Le roi Philippe se rendra au Congo dans deux semaines. La Belgique voudrait en profiter pour rendre à la RDC des œuvres volées durant la période coloniale. "Ce qui a été volé ne nous appartient pas" a déclaré Thomas Dermine, le secrétaire d’Etat en charge du dossier. Avec le Premier Ministre Alexander De Croo, il a remis cette semaine un inventaire de 84.000 pièces aux autorités congolaises. Ces œuvres, stockées depuis longtemps à l'Africamuseum de Tervuren, provenant du Congo, sont suspectées d’avoir été volées, spoliées, pillées.

La restitution des objets "s'inscrit dans un mouvement général", selon Julien Volper, conservateur des collections ethnographiques du Musée Royal de l'Afrique Centrale de Tervuren. "On a observé des choses similaires en France et en Allemagne", précise-t-il sur le plateau de C'est pas tous les jours dimanche. Julien Volper explique avoir travaillé sur des cas de restitution d'objets volés qui ont été pris dans des musées au Congo ou sur un cas au Nigéria. "J'aurais tendance à me méfier un peu en tant que conservateur, car le but d'un conservateur est de conserver", dit-il.

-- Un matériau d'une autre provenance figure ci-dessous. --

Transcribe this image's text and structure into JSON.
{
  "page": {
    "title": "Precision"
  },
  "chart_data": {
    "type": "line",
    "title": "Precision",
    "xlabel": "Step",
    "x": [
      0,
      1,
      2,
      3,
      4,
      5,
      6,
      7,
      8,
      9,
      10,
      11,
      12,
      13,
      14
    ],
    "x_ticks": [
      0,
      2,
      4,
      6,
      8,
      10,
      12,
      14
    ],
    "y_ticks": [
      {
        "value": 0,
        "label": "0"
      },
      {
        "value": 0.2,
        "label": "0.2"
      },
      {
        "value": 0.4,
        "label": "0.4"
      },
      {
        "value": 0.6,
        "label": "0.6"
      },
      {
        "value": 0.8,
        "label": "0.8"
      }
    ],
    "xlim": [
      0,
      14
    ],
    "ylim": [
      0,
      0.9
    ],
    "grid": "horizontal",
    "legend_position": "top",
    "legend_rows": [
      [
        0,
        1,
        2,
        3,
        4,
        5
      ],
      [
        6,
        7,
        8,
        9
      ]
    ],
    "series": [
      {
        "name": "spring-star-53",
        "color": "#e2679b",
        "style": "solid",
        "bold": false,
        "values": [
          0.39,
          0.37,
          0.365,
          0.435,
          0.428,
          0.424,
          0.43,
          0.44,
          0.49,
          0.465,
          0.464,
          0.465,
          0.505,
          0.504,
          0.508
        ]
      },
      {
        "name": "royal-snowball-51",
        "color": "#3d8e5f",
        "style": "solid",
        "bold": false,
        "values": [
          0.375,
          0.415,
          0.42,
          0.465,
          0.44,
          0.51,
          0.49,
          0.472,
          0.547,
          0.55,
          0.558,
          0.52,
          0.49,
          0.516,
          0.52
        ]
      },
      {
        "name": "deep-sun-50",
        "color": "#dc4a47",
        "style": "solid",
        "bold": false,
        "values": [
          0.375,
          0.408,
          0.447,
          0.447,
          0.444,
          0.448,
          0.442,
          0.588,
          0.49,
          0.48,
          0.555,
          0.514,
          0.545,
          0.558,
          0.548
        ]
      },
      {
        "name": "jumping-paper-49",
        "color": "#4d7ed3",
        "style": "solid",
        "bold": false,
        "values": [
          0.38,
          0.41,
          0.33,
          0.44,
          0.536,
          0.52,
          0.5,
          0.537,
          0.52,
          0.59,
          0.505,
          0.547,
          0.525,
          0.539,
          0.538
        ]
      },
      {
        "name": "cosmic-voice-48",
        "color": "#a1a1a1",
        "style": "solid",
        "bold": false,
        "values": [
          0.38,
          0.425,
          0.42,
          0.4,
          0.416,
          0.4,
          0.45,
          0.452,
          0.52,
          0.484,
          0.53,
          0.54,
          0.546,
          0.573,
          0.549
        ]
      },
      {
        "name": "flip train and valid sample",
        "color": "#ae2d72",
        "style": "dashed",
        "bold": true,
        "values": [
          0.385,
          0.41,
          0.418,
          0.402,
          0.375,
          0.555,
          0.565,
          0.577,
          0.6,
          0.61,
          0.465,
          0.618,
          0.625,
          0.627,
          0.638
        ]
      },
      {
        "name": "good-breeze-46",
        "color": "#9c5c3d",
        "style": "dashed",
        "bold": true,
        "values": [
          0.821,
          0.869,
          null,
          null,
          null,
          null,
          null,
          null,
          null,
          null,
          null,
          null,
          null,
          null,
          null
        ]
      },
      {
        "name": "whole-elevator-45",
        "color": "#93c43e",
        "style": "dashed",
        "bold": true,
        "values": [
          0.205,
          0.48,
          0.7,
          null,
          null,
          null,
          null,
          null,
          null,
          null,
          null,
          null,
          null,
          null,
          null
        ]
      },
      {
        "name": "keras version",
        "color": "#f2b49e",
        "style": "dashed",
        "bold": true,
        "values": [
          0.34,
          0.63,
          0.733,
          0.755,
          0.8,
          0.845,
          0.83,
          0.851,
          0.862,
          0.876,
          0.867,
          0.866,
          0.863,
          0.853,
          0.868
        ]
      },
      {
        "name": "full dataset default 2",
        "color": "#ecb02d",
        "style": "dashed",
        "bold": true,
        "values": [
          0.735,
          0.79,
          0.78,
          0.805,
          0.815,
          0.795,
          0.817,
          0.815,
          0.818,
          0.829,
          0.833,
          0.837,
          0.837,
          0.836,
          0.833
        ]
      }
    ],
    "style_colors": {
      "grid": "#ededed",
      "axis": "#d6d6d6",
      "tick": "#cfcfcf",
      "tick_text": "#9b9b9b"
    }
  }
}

Pour Yves Bernard Debie, avocat au Barreau de Bruxelles, spécialiste du droit de l'art, le mot "volé" n'a pas de sens dans ce contexte. "On parle de 1% d'objets qui ont été volés et qui ont été déterminés comme tels mais ce n'est pas le cas. On est au stade de l'avant-projet de loi", précise-t-il.

Thomas Dermine, secrétaire d'État fédéral pour la Relance et les Investissements stratégiques, chargé de la Politique scientifique, a expliqué qu'il s'agit aussi d'une question morale. "J'ai une petite fille de 5 ans qui adore les musées. Quand je me promène au musée de Tervuren, est-ce que je me sens à l'aise de montrer des objets pour lesquels on a une documentation historique évidente qu'ils ont été acquis dans le cadre de massacres, de pillages et de viols", détaille Thomas Dermine. "Dans ce cadre-là, c'est la différence entre le droit et la morale, quand la morale n'est pas en phase avec le droit, il faut faire évoluer le droit. Et c'est exactement ce que le gouvernement fait aujourd'hui, main dans la main avec le gouvernement congolais. On voit qu'on est parfaitement en phase avec monsieur Tshisekedi (NDLR: le président de la RDCongo)", estime-t-il. Pour le secrétaire d'État, il faut aller dans le sens de l'histoire, placer la science au centre et si ce 1% d'objets a été acquis par pillage, il faut envisager des cas où on peut transférer la propriété au Congo.

Cependant, il précise qu'il faut aussi toute une série de garanties sur la conservation de ces objets.

Georgine Dibua Mbombo de l'asbl Bakushinta, membre de la commission bruxelloise pour la décolonisation de l’espace urbain, estime qu'il faut tenir compte du fait que depuis les indépendances, le Congo fait partie, avec le Nigéria et le Ghana, des pays qui ont demandé le retour des objets. "En 1960, le Congo avait demandé le transfert du musée du Congo qui est le musée de Tervuren (...) Il y a eu des tueries et des massacres. Il y a des preuves, il y a des coloniaux qui ont laissé des notes".